The current work emphasizes the synthesis of a trimetallic core-shell Ag-TeO2@ZnO nanocomposites by thermo-mechanical method for the efficient photocatalytic degradation of 2,4-Dichlorophenol and β-naphthol pollutants. The phase, crystallite size and morphological studies of the prepared Ag-TeO2@ZnO nanocomposites were studied by X-ray diffraction, scanning electron microscopy and transmission electron microscopy. FE-SEM shows that Ag and TeO2 nanoparticles are deposited on the surface of ZnO nanotubes. The synthesized nanocomposite exhibited remarkable photocatalytic performance for the degradation of beta-naphthol (95.6%) in 40 min at the concentration of (0.6 mg/mL) and 2,4-DCP (99.6%) in 180 min (0.4 mg/mL) under natural sunlight.
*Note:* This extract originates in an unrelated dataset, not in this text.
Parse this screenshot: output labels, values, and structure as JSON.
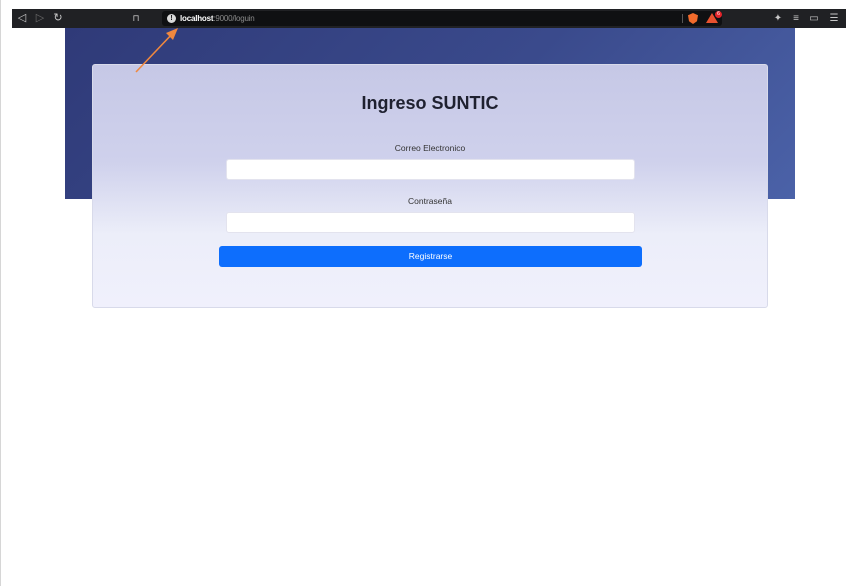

The electrochemical measurements were carried out using cyclic voltammetry and electrochemical impedance spectroscopy. Determination of reactive oxygen species (ROS) confirmed that the degradation of the pollutants by 5wt% Ag-TeO2@ZnO NCs was due to the formation of superoxide radicals. Electron paramagnetic resonance revealed the presence of sharp signals in pure ZnO nanoparticles at g ~1.9530 and oxygen vacancy peak at g~2.01 in 5 wt% Ag-TeO2@ZnO NCs. The reduction in the intensity of oxygen vacancy peak in 5 wt% Ag-TeO2@ZnO NCs resulted in higher ROS generation and, finally enhanced photocatalytic activity. To study the mechanism behind the degradation of pollutants, a scavenger test using histidine and ascorbic acid (ROS scavengers) was performed. The synthesized nanocomposites are highly stable and showed enhanced efficiency up to three cycles, confirming their reusability as a photocatalyst. We believe the synthesis method and the nanocomposite's high photocatalytic activity could be utilized extensively in wastewater treatment under natural sunlight.